I requisiti richiesti alle risorse per poter essere inserite nella “funzione 231”, sono state dettagliate in apposite “job descriptions”. In estrema sintesi, è stato ritenuto indispensabile l’aver conseguito un percorso didattico avente ad oggetto discipline giuridiche, l’abilitazione alla professione forense, esperienza in ambito penalistico, l’aver maturato una pluriennale esperienza aziendale e l’avere esperienze pregresse in tematiche 231 maturate anche presso studi legali esterni.

Il connubio tra:

(I) nomina dell’OdV nella compagine aziendale, (II) figura professionale cui sono stati affidati i relativi compiti e (III) creazione di una struttura specializzata appositamente dedicata a dare supporto all’OdV, consente all’OdV medesimo, considerato come struttura e non più come organismo singolo, di possedere le seguenti caratteristiche:

a)  autonomia ed indipendenza

L’OdV risulta essere una struttura di staff la cui linea di riporto  è rappresentata direttamente dal Consiglio di Amministrazione.

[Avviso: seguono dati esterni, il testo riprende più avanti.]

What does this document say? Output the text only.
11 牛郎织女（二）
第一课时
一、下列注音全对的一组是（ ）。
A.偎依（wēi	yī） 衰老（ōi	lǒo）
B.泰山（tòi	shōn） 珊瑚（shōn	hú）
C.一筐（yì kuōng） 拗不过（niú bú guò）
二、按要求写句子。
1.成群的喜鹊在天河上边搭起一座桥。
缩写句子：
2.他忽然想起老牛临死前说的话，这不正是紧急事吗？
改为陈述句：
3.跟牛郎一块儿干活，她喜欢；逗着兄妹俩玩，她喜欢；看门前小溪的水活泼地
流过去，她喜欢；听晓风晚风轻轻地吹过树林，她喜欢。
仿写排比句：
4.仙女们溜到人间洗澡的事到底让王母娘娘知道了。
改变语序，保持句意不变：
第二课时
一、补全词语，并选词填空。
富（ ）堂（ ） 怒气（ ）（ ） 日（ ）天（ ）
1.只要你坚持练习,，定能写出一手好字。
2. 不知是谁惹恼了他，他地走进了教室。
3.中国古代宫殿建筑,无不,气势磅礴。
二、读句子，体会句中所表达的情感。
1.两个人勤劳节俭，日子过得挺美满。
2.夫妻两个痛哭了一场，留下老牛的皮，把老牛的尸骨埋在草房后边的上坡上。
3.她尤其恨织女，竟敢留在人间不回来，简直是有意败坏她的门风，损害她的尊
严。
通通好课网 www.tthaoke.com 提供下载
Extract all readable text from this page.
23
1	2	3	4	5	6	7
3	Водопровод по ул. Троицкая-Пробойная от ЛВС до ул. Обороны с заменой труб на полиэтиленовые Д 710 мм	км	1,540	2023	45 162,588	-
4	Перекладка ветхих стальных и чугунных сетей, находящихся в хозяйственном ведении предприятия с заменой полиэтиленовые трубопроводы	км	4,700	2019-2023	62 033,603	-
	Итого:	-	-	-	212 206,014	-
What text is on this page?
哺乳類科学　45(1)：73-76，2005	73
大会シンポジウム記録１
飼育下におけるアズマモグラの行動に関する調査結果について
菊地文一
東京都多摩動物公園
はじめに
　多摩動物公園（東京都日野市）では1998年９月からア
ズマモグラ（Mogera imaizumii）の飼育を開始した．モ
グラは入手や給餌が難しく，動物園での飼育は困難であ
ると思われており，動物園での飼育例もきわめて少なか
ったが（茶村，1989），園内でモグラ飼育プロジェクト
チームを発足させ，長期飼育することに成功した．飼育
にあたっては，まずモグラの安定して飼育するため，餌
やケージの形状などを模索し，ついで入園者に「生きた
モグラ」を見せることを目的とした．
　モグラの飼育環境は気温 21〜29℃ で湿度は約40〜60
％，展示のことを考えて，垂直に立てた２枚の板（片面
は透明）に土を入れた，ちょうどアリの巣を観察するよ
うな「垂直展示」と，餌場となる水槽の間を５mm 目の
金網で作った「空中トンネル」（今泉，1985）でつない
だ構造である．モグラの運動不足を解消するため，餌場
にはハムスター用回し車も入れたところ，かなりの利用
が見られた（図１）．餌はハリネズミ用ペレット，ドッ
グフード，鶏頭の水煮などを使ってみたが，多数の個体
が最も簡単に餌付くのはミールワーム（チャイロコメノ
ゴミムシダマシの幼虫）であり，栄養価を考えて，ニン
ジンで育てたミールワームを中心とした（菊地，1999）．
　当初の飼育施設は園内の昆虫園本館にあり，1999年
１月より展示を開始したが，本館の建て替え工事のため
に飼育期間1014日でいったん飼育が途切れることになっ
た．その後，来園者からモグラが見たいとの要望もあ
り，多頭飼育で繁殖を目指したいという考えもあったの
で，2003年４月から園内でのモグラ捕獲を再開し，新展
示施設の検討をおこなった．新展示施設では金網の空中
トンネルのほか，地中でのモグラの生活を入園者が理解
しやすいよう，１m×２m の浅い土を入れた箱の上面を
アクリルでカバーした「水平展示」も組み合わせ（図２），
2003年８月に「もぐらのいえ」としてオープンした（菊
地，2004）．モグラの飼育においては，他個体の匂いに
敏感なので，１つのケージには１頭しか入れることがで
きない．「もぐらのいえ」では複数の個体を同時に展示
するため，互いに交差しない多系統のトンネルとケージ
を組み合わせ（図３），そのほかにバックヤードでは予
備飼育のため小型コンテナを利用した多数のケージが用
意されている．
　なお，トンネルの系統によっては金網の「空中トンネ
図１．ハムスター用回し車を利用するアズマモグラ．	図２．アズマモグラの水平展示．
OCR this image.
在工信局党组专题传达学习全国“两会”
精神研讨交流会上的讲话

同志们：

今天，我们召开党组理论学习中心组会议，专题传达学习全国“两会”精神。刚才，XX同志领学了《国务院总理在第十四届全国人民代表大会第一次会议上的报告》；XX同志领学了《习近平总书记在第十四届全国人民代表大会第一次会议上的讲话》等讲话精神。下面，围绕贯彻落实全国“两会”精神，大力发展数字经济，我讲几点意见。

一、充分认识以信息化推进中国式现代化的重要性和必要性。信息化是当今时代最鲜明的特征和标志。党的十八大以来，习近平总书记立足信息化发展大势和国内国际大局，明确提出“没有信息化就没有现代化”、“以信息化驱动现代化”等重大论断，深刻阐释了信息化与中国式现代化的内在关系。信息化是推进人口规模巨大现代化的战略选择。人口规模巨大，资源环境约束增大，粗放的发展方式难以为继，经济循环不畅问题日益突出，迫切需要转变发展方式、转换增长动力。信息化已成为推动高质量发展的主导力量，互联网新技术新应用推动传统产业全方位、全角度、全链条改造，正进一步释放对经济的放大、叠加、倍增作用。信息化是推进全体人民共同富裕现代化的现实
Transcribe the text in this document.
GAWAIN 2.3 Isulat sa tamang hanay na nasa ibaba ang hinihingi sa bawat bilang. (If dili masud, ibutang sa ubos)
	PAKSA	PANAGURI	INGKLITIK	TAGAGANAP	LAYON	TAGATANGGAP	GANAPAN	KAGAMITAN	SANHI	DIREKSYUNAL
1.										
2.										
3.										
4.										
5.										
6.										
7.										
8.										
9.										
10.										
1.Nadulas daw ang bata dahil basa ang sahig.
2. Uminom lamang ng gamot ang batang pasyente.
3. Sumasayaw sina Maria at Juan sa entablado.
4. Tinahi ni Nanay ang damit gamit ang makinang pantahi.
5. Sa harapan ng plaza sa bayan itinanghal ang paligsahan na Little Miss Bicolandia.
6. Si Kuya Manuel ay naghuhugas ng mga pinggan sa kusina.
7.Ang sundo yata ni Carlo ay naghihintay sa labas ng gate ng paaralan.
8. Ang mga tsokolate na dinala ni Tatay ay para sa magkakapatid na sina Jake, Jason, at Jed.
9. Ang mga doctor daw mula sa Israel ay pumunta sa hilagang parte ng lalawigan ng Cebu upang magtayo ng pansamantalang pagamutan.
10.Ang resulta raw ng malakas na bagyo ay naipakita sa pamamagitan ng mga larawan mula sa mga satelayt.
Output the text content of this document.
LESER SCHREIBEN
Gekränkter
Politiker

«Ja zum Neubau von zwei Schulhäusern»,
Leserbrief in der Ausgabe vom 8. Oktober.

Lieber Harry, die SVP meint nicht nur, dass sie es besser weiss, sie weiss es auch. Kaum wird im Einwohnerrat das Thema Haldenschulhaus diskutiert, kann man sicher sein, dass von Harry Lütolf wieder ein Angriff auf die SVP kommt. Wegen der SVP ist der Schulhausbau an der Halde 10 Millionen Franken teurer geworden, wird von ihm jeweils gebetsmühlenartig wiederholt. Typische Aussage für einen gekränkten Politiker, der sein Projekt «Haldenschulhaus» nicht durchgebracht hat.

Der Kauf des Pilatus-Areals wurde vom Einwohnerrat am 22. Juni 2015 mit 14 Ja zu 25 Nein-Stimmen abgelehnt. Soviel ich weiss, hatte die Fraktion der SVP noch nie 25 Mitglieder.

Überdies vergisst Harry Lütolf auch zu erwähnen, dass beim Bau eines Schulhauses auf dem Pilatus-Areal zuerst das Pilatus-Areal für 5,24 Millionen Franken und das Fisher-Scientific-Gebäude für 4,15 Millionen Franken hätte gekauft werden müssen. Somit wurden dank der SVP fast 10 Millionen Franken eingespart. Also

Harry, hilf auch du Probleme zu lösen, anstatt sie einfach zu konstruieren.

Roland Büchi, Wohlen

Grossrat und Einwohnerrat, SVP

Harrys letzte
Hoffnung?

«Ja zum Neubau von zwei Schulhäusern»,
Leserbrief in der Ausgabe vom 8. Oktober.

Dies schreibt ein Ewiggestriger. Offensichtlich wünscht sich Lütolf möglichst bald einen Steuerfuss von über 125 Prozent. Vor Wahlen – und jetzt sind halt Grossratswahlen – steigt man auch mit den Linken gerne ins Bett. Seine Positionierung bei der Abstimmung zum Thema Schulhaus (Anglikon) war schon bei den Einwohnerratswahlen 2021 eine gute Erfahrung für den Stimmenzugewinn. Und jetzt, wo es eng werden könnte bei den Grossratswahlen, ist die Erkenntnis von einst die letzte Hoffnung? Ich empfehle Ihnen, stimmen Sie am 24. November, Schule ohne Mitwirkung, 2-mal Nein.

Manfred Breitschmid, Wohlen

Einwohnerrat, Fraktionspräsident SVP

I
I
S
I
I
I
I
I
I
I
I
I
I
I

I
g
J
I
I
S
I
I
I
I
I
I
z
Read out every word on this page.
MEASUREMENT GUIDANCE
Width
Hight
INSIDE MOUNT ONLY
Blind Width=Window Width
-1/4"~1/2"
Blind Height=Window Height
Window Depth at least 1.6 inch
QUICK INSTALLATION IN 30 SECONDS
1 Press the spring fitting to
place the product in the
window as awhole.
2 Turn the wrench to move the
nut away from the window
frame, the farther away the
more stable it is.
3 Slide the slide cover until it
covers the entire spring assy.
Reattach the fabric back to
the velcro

Né l’OdV, inoltre, né alcuna delle risorse inquadrate nella “funzione 231”, hanno compiti operativi che – rendendoli partecipi di decisioni ed attività esecutive - ne minerebbero l’obiettività di giudizio nella fase di svolgimento dell’attività di vigilanza.

b) professionalità

L’OdV risulta una struttura dotata di:

  • Competenze di natura legale. Tali competenze possono essere così declinate:
  • approfondita conoscenza delle metodologie utilizzate nell’interpretazione delle norme di legge con specifica preparazione nell’analisi delle fattispecie di reato e nella individuazione delle possibili condotte sanzionabili;
  • dimestichezza con la ricerca e l’analisi della giurisprudenza e della dottrina in materia. Ciò si estrinseca nella capacità di esaminare ed interpretare il dettato normativo delle fattispecie di reato, nonché l’applicabilità di tali fattispecie nell’ambito dell’operatività aziendale;
  • conoscenza dell’operatività aziendale, maturata in pluriennale posizione di responsabilità all’interno dell’azienda e capacità di tradurre in norme di comportamento i processi delineati nel Modello 231.
  • Capacità di analisi. Nel dettaglio la capacità si declina in:
  • una specifica preparazione sul tema dell’analisi delle procedure e dei processi organizzativi aziendali, nonché dei principi generali sulla legislazione in materia di “compliance” e dei controlli alla stessa correlati;
  • una approfondita conoscenza delle tecniche di analisi (anche statistica), di valutazione dei rischi e delle misure per il loro contenimento; del flow-charting di procedure e processi per l’individuazione dei punti di debolezza; delle tecniche di intervista e di elaborazione di questionari; delle metodologie per l’individuazione di frodi;
  • una abilità nell’utilizzo delle suddette tecniche sia a posteriori, per accertare come si sia potuto verificare un reato delle specie in esame e chi lo abbia commesso, sia in via preventiva, per adottare - all’atto del disegno del Modello e delle successive modifiche - le misure più idonee a prevenire, con ragionevole certezza, la commissione dei reati medesimi.

Ogni anno, inoltre, è previsto che le risorse della “funzione 231” dedichino alcuni giorni ad attività formativa specifica, con lo scopo di garantire un adeguato e costante aggiornamento alle novità normative di settore.